Similarly to cuckoos, wood ducks are brood parasites which means that parents will sometimes lay an egg or two in someone else’s nest – usually another wood duck or some closely related species. Spreading their eggs in this manner slightly improves their chances of passing on their genes, especially if they lose their own eggs to a predator.

A Eurasian reed warbler raising a common cuckoo. Photo: Per Harald Olsen

There have been other records of birds of prey incubating the eggs of waterfowl, including an American kestrel hatching a bufflehead and an osprey fostering a clutch of Canada geese.

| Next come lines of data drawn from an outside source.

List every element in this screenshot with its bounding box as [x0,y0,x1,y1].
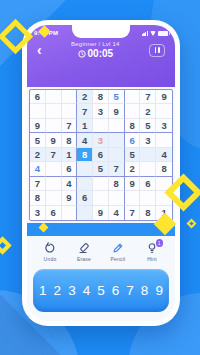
numpad-digit-8[interactable]: 8 [140,283,150,298]
cell-r3c3[interactable]: 7 [62,119,78,133]
numpad-digit-3[interactable]: 3 [67,283,77,298]
wifi-icon [150,31,156,36]
phone-notch [72,25,130,38]
cell-r4c8[interactable]: 3 [140,133,156,147]
numpad-digit-5[interactable]: 5 [96,283,106,298]
app-header: 9:41 PM ‹ Beginner / Lvl 14 [27,25,175,87]
cell-r7c5[interactable] [93,177,109,191]
cell-r3c2[interactable] [46,119,62,133]
cell-r6c6[interactable]: 7 [109,162,125,176]
pencil-label: Pencil [111,256,126,262]
cell-r5c6[interactable] [109,148,125,162]
status-icons [142,31,168,36]
banner-strip [27,223,175,236]
cell-r9c6[interactable]: 4 [109,206,125,220]
title-block: Beginner / Lvl 14 00:05 [42,41,149,59]
cell-r8c1[interactable]: 8 [30,191,46,205]
numpad-digit-7[interactable]: 7 [125,283,135,298]
sudoku-board: 6285797392971853598436327186544657287489… [29,89,173,221]
pencil-icon [112,242,124,254]
board-area: 6285797392971853598436327186544657287489… [27,87,175,221]
cell-r9c5[interactable]: 9 [93,206,109,220]
cell-r2c3[interactable] [62,104,78,118]
cell-r7c3[interactable]: 4 [62,177,78,191]
hint-label: Hint [147,256,157,262]
cell-r2c2[interactable] [46,104,62,118]
cell-r8c7[interactable] [125,191,141,205]
cell-r3c4[interactable]: 1 [77,119,93,133]
header-nav: ‹ Beginner / Lvl 14 00:05 [27,38,175,59]
cell-r1c4[interactable]: 2 [77,90,93,104]
cell-r7c2[interactable] [46,177,62,191]
cell-r2c9[interactable] [156,104,172,118]
cell-r8c5[interactable] [93,191,109,205]
signal-icon [142,31,148,36]
cell-r1c5[interactable]: 8 [93,90,109,104]
cell-r8c2[interactable] [46,191,62,205]
cell-r1c1[interactable]: 6 [30,90,46,104]
cell-r5c1[interactable]: 2 [30,148,46,162]
cell-r1c9[interactable]: 9 [156,90,172,104]
cell-r9c8[interactable]: 8 [140,206,156,220]
app-screen: 9:41 PM ‹ Beginner / Lvl 14 [27,25,175,321]
cell-r3c9[interactable]: 3 [156,119,172,133]
numpad-digit-2[interactable]: 2 [53,283,63,298]
pause-button[interactable] [149,44,165,57]
diamond-decoration [0,236,12,254]
clock-icon [78,50,86,58]
cell-r8c6[interactable] [109,191,125,205]
cell-r2c5[interactable]: 3 [93,104,109,118]
cell-r8c4[interactable]: 6 [77,191,93,205]
diamond-decoration [187,219,197,229]
cell-r9c4[interactable] [77,206,93,220]
cell-r9c7[interactable]: 7 [125,206,141,220]
cell-r6c8[interactable] [140,162,156,176]
cell-r6c7[interactable]: 2 [125,162,141,176]
hint-button[interactable]: 1 Hint [138,242,166,262]
cell-r6c3[interactable]: 6 [62,162,78,176]
cell-r1c6[interactable]: 5 [109,90,125,104]
cell-r8c3[interactable]: 9 [62,191,78,205]
cell-r4c6[interactable] [109,133,125,147]
cell-r3c8[interactable]: 5 [140,119,156,133]
cell-r5c8[interactable] [140,148,156,162]
numpad-digit-9[interactable]: 9 [154,283,164,298]
hint-badge: 1 [156,239,164,247]
cell-r4c7[interactable]: 6 [125,133,141,147]
cell-r1c7[interactable] [125,90,141,104]
battery-icon [158,31,168,36]
cell-r2c7[interactable] [125,104,141,118]
erase-label: Erase [77,256,91,262]
numpad-digit-4[interactable]: 4 [82,283,92,298]
cell-r5c2[interactable]: 7 [46,148,62,162]
eraser-icon [78,242,90,254]
cell-r5c3[interactable]: 1 [62,148,78,162]
phone-mockup: 9:41 PM ‹ Beginner / Lvl 14 [22,20,180,326]
undo-label: Undo [44,256,57,262]
cell-r4c3[interactable]: 8 [62,133,78,147]
cell-r1c2[interactable] [46,90,62,104]
timer: 00:05 [42,48,149,59]
cell-r1c8[interactable]: 7 [140,90,156,104]
cell-r3c6[interactable] [109,119,125,133]
cell-r2c1[interactable] [30,104,46,118]
erase-button[interactable]: Erase [70,242,98,262]
cell-r5c5[interactable]: 6 [93,148,109,162]
cell-r2c6[interactable]: 9 [109,104,125,118]
numpad-digit-6[interactable]: 6 [111,283,121,298]
cell-r2c8[interactable]: 2 [140,104,156,118]
cell-r4c4[interactable]: 4 [77,133,93,147]
cell-r7c1[interactable]: 7 [30,177,46,191]
cell-r2c4[interactable]: 7 [77,104,93,118]
toolbar: Undo Erase Pencil 1 Hint [27,236,175,264]
cell-r6c1[interactable]: 4 [30,162,46,176]
cell-r6c2[interactable] [46,162,62,176]
cell-r7c8[interactable]: 6 [140,177,156,191]
cell-r3c1[interactable]: 9 [30,119,46,133]
number-pad: 123456789 [33,269,169,312]
cell-r7c4[interactable] [77,177,93,191]
cell-r4c2[interactable]: 9 [46,133,62,147]
pencil-button[interactable]: Pencil [104,242,132,262]
cell-r7c7[interactable]: 9 [125,177,141,191]
cell-r7c6[interactable]: 8 [109,177,125,191]
cell-r5c4[interactable]: 8 [77,148,93,162]
cell-r1c3[interactable] [62,90,78,104]
cell-r4c9[interactable] [156,133,172,147]
cell-r4c5[interactable]: 3 [93,133,109,147]
cell-r6c4[interactable] [77,162,93,176]
cell-r6c5[interactable]: 5 [93,162,109,176]
cell-r9c2[interactable]: 6 [46,206,62,220]
cell-r8c8[interactable] [140,191,156,205]
level-label: Beginner / Lvl 14 [42,41,149,47]
cell-r9c1[interactable]: 3 [30,206,46,220]
numpad-digit-1[interactable]: 1 [38,283,48,298]
cell-r5c9[interactable]: 4 [156,148,172,162]
undo-icon [44,242,56,254]
cell-r3c5[interactable] [93,119,109,133]
undo-button[interactable]: Undo [36,242,64,262]
cell-r3c7[interactable]: 8 [125,119,141,133]
cell-r4c1[interactable]: 5 [30,133,46,147]
cell-r5c7[interactable]: 5 [125,148,141,162]
timer-value: 00:05 [88,48,114,59]
cell-r9c3[interactable] [62,206,78,220]
cell-r6c9[interactable]: 8 [156,162,172,176]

But how come the female predator fails to realize she’s sitting on the wrong eggs? Wood duck eggs, for example, are not only more oblong in shape than owl eggs, they’re also about twice the size. According to Artuso, it’s impossible to tell what is going on in the wild owl’s head, but the occurence could as well be a case of what scientists call supernormal stimuli.

“The parents might be thinking, Oh my god! This egg is huge! We’re going to have the best baby in the world!”

But it’s more likely that it happens so rarely that the eastern screech owl simply hasn’t evolved a defense against it.

Eastern phoebe nest with one brown-headed cowbird egg. Photo: Galawebdesign

OK, but has the duckling survived? Artuso says it might have. Wood duck chicks are precocial, meaning they are quite independent from the get-go. There have also been many occurences when chicks from one brood joined up other chicks from another brood.

So yes, the little wood duck chick may have survived, even if it was hatched by an owl.